A centrifugal separator has a rotating tub with annular dams to trap the heavier components of the slurry fed into the tub through a centrally located feed tube. The latter rotates at a speed slightly different from that of the tub and supports radially extending spokes that have depending tines provided with lower nozzle defining ends in the annular spaces between the dams. Water under pressure emanates from these nozzles. An alternative tub configuration has annular water manifolds inside these annular spaces to provide water under pressure to nozzles in the tub itself for supplementing the action of the nozzles in the depending tines.

Patent
   4637872
Priority
Apr 12 1985
Filed
Apr 12 1985
Issued
Jan 20 1987
Expiry
Apr 12 2005
Assg.orig
Entity
Small
2
4
EXPIRED
1. A separator for extracting gold from a slurry of ore, gravel and water, and comprising in combination:
(a) a fixed frame including tub support spindle means,
(b) an upwardly open tub rotably mounted to said tub support spindle means having a plurality of spaced annular dams projecting from the interior walls of said tub, said annular dams defining annular spaces therebetween,
(c) means for receiving a slurry of gold ore gravel and water into said tub, said slurry receiving means being rotatably monted to said spindle means,
(d) rake means fixedly mounted to said slurry receiving means, said rake means having radially spaced portions provided between the annular dams,
(e) means for rotating said tub and said slurry receiving means in the same direction but at slightly different rotational speeds on a vertical axis defined by said spindle means, and
(f) outlet means for the water and gravel spilling from said upwardly open tub.
2. The combination of claim 1 wherein said tub support means comprises a fixed upright spindle defining said vertical axis, the lower end of said spindle being fixed in the frame.

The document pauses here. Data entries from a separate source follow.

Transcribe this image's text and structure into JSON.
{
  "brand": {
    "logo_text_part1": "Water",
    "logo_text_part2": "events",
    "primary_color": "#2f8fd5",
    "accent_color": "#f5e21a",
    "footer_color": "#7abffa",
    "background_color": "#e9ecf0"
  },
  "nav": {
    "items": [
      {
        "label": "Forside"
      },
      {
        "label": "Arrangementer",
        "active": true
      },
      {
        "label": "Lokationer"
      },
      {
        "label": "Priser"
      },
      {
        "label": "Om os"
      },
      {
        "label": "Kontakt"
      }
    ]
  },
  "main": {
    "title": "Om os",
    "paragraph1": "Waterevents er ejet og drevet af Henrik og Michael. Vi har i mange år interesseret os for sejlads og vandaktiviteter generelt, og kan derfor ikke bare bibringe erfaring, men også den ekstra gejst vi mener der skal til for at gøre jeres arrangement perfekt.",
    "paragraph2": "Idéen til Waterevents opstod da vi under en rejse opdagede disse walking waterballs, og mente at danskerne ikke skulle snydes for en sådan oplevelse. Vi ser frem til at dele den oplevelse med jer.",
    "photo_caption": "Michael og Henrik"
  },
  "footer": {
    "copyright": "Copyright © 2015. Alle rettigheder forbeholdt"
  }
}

3. The combination of claim 2 wherein said tub includes a center post portion, and wherein bearing means is provided between said tub center post portion and said spindle.

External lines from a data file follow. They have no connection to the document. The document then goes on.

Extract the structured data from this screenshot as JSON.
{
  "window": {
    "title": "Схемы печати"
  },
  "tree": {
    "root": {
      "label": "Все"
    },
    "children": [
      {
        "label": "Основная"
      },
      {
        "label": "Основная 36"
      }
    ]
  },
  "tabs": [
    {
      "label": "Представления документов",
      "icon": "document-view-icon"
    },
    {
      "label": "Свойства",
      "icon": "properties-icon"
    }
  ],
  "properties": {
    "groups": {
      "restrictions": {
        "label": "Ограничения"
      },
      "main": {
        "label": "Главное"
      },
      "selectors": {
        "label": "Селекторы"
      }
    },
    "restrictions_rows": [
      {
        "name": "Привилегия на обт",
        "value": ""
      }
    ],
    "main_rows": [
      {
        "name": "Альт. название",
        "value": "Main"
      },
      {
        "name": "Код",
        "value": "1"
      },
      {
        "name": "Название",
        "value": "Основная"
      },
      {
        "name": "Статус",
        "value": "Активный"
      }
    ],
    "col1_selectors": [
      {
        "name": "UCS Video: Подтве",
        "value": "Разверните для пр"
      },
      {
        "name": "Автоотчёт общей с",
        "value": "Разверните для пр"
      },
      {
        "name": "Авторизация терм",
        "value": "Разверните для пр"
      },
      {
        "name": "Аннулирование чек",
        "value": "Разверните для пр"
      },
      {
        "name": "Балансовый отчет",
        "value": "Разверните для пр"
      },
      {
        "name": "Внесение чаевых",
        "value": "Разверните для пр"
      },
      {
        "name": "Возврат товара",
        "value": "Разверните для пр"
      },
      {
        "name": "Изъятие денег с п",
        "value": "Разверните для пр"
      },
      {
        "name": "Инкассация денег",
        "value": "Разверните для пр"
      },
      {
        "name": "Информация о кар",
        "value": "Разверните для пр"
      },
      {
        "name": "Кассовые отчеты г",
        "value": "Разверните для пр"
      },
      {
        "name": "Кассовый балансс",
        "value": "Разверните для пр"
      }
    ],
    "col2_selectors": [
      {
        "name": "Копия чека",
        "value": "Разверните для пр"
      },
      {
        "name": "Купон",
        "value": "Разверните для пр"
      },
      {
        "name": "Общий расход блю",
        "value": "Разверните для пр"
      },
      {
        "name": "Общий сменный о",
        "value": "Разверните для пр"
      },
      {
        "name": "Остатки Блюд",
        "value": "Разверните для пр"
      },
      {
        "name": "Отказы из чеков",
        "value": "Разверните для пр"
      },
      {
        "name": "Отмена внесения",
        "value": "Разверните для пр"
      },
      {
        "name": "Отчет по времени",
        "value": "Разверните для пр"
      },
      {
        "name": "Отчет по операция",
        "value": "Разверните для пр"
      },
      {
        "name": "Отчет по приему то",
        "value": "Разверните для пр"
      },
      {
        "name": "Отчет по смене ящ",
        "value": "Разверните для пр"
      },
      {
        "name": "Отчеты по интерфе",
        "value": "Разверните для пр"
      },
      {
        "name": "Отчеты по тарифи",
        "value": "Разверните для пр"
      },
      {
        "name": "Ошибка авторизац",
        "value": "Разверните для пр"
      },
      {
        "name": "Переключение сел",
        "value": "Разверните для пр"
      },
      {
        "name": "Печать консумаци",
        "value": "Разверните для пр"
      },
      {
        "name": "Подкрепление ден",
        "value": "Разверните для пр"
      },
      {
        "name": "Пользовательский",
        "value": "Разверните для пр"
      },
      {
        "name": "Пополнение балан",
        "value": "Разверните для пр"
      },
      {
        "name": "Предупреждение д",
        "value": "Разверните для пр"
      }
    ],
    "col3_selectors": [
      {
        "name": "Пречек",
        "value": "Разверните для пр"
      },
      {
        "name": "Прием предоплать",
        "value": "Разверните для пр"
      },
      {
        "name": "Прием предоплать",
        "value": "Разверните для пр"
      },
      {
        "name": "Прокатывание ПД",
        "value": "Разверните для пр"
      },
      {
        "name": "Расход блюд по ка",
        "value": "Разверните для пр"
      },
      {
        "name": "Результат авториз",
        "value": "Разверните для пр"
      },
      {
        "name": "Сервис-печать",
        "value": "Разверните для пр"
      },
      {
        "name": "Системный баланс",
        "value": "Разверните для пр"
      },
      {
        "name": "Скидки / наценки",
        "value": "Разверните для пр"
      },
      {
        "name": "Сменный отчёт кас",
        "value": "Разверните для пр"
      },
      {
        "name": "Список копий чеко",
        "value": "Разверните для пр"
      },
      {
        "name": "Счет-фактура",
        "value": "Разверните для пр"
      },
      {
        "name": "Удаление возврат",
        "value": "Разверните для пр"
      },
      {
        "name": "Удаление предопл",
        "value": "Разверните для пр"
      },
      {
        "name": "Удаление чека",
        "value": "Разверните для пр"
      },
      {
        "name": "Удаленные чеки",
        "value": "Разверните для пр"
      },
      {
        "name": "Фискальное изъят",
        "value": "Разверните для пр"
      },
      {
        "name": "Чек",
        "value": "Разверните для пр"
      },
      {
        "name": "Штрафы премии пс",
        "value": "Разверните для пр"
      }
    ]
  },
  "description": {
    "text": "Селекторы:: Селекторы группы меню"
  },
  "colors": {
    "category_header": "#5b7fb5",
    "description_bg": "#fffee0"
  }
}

4. The combination of claim 3 wherein said means for receiving said slurry comprises a feed tube arranged generally concentrically with respect to the fixed spindle means, and an internal support structure including bearing means provided between the spindle means and the tube, said tube support structure including an internal spider defining a generally annular passage around the spindle means through which the slurry is adapted to pass downwardly as aforesaid.
5. The combination of claim 2 wherein said means for receiving said slurry comprises a feed tube arranged generally concentrically with respect to the fixed spindle means, and an internal support structure including bearing means provided between the spindle means and the tube, said tube support structure including an internal spider defining a generally annular passage around the spindle means through which the slurry is adapted to pass downwardly as aforesaid.

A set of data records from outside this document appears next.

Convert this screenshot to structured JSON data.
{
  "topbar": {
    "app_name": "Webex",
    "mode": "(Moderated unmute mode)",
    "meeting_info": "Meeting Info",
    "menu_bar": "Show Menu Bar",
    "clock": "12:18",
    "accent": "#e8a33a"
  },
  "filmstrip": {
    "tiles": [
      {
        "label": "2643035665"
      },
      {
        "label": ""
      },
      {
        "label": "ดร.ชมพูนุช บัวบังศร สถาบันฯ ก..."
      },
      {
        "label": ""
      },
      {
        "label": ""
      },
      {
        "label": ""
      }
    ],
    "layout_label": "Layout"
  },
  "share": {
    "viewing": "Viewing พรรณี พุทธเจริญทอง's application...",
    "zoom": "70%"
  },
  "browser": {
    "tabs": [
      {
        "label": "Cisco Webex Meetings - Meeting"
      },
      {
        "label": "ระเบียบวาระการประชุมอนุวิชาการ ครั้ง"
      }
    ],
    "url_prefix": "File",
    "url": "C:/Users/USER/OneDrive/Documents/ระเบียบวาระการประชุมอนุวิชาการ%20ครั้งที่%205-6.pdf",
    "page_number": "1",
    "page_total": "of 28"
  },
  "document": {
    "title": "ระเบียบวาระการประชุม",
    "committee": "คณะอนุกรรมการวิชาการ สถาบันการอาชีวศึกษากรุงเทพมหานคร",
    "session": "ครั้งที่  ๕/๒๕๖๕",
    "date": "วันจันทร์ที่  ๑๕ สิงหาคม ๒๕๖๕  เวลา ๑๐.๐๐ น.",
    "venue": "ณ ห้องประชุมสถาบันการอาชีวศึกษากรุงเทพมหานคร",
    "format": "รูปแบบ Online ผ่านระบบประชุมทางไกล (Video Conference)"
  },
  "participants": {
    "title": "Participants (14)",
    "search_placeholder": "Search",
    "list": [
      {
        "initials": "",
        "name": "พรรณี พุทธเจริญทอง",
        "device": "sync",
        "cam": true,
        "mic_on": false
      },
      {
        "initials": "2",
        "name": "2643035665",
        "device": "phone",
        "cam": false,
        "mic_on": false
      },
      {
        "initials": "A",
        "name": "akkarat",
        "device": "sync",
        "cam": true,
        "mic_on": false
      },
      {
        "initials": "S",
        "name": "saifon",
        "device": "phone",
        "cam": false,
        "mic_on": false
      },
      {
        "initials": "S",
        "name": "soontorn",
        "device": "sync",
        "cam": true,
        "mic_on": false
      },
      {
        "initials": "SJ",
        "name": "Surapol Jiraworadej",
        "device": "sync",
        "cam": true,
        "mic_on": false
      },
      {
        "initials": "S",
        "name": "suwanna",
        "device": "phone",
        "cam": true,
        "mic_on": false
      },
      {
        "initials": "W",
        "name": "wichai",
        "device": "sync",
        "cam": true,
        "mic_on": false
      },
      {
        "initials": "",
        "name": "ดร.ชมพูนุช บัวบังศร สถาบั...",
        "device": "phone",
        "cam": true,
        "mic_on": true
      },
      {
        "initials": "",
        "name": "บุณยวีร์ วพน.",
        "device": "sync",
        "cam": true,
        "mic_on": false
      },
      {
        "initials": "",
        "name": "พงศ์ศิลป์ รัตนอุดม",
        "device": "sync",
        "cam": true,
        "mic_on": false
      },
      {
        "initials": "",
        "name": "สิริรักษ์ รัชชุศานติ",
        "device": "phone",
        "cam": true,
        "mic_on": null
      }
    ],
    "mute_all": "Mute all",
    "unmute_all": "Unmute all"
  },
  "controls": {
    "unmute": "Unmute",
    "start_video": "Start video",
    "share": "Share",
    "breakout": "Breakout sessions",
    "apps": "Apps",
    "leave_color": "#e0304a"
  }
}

6. The combination of claim 1 wherein said means for receiving said slurry comprises a feed tube arranged generally concentrically with respect to said spindle means, and an internal support structure including bearing means provided between the spindle means and the tube, said tube support structure including an internal spider defining a generally annular passage around the spindle means through which the slurry is adapted to pass downwardly as aforesaid and rake means comprising a plurality of circumaxially spaced spokes connected at the inner ends to said feed tube.
7. The combination defined by claim 6 wherein said rake means further comprises depending tines on said spokes, said tines having ends defining said portions provided in said annular spaces defined by said annular dams.
8. The combination of claim 7 wherein said rake means further comprises a hoop shaped ring member connected to the outer ends of said spokes, and additional tines mounted to said ring member, said additional tines having free end portions provided in at least the outermost one of said annular spaces so defined by the outermost annular dams.
9. The combination of claim 8 wherein said rake means further comprises water manifold means, at least certain of said tines having water nozzles in the end portions thereof, and means including said spindle means for coupling said water manifold to a source of water under pressure so that water under pressure is adapted to emanate from said nozzles and act on the slurry in the annular spaces in order to agitate the gravel and gold and thereby assist in separating these materials from one another by centrifugal action.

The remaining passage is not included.